Los días siguientes fueron estresantes para Harry por la cantidad de conversaciones que escuchaba. Unas vanas y otras interesantes. Como aquella entre dos hormigas transportando alimentos al hormiguero.

     —¡Qué susto pasarán esas personas cuando se enteren que van a ser asaltadas! ¡No quisiera estar en su pellejo! —exclamó una.

—Si los policías en la esquina supieran lo que va a suceder evitarían que el almacén a escasos metros de ellos fuera atracado por cuatro sujetos que llegarán en un vehículo robado —contestó la otra.

     Luego del diálogo de los insectos, Harry se dirigió hacia los agentes y les comunicó el mensaje. Los uniformados quedaron consternados por la información del muchacho, pero decidieron prestarle atención para, de esta manera, frustrar el asalto y capturar a los delincuentes sin disparar un solo tiro.

     En la noche cuando se encontraba preparando varios perfumes para entregar al día siguiente, escuchó a dos cucarachas en un rincón del cuarto.       

     —¡Qué pesar con Harry! —exclamó una de ellas.

     —Sí, perderá el don que le dieron las semillas doradas de entender el lenguaje de los animales —dijo la otra—. Él tomó las semillas del cofre metálico y leyó el papelito por el lado anverso, pero no lo hizo por el reverso, el cual dice: “El don que entrega estas semillas, una vez comidas, desaparecerá al primer canto del gallo”.

     Cuando el gallo cantó por primera vez Harry se dirigió al lote enmontado encontrando el cofre metálico en el lugar que lo dejó.

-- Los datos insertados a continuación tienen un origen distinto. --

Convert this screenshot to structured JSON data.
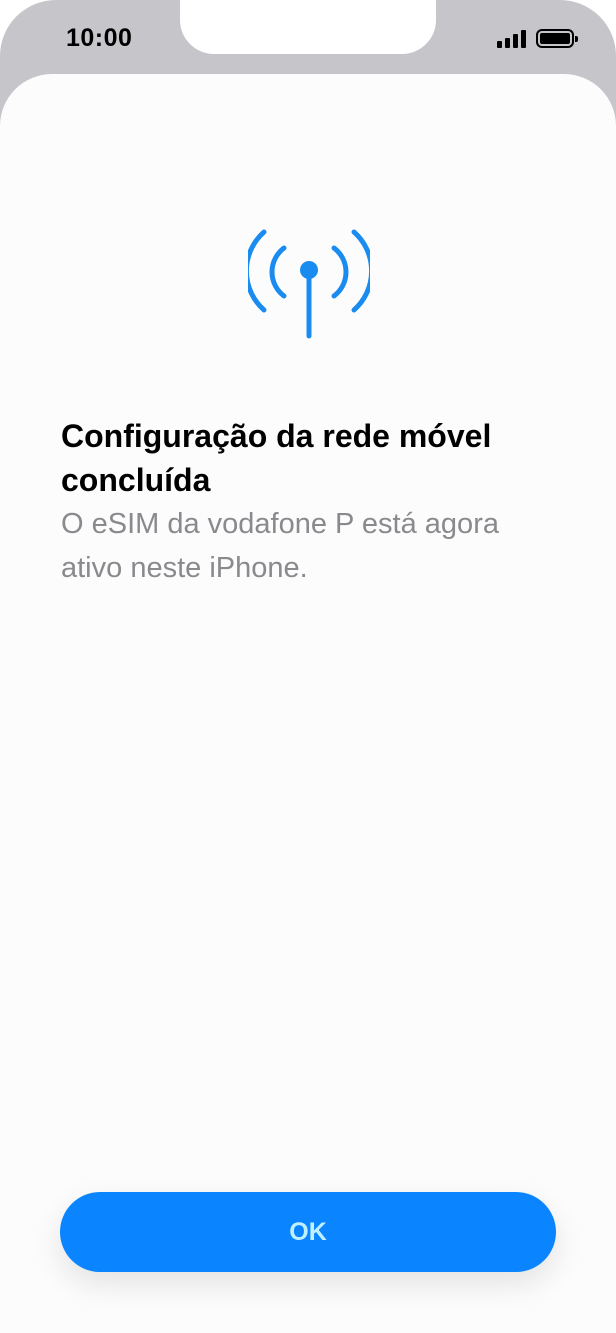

Lo levantó y lo abrió. Inmediatamente, buscó el reverso del papelito donde estaba escrita la leyenda en letras doradas para corroborar lo que comentaron las cucarachas la noche anterior.

     Al llegar a la casa, escuchó la algarabía de las cotorras en la copa del árbol de almendro, pero no entendía lo que decían. Vio los gallinazos en el caballete de la casa vecina, sin saber lo que rumoraban. Subió al cuarto y notó que Matías lo saludaba, aunque no descifraba sus chillidos.

     Se acostó para quedar rendido y olvidar lo sucedido. Matías hizo lo mismo para acompañar a su amigo.